- Cover of volume 1

溺れるナイフ (Oboreru Knife)
- Genre: Romantic drama, slice of life
- Written by: George Asakura
- Published by: Kodansha
- English publisher: Kodansha USA
- Magazine: Bessatsu Friend
- Original run: October 13, 2004 – December 13, 2013
- Volumes: 17

Oboreru Knife: Yūgyo no Shizuku Iwa no Yume
- Published: 2012
- Oboreru Knife;

= Drowning Love =

Japanese shōjo manga series

Drowning Love (溺れるナイフ, Oboreru Knife) is a Japanese slice of life romantic drama shōjo manga series written and illustrated by George Asakura and published by Kodansha. The chapters were serialized on Bessatsu Friend from October 13, 2004, to December 13, 2013, and compiled into 17 tankōbon volumes. It was published in French by Delcourt.

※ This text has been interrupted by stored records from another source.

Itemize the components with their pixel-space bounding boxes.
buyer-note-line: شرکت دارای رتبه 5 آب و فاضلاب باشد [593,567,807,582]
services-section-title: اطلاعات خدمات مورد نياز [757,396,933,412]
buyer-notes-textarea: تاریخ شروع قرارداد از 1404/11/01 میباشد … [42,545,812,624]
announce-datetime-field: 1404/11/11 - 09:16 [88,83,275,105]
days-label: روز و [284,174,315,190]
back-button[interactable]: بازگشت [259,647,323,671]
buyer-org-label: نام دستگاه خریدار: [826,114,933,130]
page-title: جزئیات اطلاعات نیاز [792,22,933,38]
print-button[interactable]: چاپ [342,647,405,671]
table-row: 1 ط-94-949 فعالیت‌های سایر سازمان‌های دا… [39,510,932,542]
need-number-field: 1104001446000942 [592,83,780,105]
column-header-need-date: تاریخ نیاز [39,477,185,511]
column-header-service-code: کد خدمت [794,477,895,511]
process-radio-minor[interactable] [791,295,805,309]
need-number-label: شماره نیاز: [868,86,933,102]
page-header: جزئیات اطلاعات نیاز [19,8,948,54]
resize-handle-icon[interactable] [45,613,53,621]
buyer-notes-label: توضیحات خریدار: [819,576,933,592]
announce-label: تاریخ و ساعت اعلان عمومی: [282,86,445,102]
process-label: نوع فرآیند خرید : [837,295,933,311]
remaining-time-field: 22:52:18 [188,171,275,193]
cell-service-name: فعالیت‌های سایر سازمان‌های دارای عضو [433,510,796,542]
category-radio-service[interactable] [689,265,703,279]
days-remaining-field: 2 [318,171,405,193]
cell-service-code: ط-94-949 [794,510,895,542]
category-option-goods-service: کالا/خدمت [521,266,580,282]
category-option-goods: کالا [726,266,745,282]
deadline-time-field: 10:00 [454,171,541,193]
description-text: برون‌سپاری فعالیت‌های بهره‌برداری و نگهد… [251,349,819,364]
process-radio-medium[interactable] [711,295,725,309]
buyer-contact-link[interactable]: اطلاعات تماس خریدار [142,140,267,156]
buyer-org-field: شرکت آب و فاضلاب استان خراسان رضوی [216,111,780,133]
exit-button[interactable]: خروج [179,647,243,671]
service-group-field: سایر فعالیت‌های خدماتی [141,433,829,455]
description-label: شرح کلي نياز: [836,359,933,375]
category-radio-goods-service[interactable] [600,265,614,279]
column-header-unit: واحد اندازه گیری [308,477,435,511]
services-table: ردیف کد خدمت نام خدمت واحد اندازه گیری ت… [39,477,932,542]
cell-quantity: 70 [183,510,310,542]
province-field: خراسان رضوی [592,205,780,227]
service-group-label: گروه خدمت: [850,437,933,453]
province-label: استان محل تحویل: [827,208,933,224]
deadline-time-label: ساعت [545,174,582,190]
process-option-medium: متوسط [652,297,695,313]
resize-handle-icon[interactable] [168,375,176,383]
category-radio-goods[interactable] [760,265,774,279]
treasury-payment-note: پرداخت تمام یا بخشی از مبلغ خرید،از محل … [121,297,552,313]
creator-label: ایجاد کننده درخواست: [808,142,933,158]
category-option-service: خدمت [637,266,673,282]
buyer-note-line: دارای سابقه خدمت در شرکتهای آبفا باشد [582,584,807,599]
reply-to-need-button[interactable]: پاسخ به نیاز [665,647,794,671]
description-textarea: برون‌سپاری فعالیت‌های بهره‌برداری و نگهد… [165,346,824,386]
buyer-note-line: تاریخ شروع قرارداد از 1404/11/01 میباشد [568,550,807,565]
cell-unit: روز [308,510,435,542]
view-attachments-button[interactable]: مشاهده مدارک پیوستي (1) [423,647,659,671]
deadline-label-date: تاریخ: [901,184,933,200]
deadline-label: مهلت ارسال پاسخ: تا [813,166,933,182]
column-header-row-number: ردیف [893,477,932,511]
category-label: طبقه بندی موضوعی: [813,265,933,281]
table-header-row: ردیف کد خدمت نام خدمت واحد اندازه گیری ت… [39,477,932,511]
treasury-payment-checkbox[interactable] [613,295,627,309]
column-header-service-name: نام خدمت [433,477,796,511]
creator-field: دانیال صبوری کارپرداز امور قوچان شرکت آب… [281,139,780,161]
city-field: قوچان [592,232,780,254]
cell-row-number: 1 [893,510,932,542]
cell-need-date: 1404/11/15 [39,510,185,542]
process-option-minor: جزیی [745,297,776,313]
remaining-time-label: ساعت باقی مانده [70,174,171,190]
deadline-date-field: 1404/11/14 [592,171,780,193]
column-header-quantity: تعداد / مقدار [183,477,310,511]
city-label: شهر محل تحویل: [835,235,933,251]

A live action film adaptation of the same name was released on November 5, 2016. Kodansha USA have licensed the manga and will release it in a digital-only format.

==Volumes==
- 1 (March 11, 2005)
- 2 (October 13, 2005)
- 3 (April 13, 2006)
- 4 (October 13, 2006)
- 5 (February 13, 2007)
- 6 (July 13, 2007)
- 7 (December 13, 2007)
- 8 (August 10, 2009)
- 9 (January 13, 2010)
- 10 (June 11, 2010)
- 11 (November 12, 2010)
- 12 (May 13, 2011)
- 13 (July 13, 2012)
- 14 (November 13, 2012)
- 15 (May 13, 2013)
- 16 (November 13, 2013)
- 17 (February 13, 2014)

==Reception==
Volume 8 reached the 4th place on the Oricon weekly manga charts, selling 32,037 copies as of August 16, 2009; volume 9 reached the 23rd place, selling 29,902 copies as of January 17, 2010; volume 12 also reached the 23rd place, with 18,588 copies sold as of May 15, 2011; volume 14 reached the 22nd place, with 27,609 copies sold as of November 18, 2012; volume 15 reached the 40th place, selling 30,738 copies as of May 18, 2013; volume 16 reached the 25th place, selling 23,898 copies as of November 17, 2013; volume 17 reached the 18th place, selling 22,092 copies as of February 16, 2014.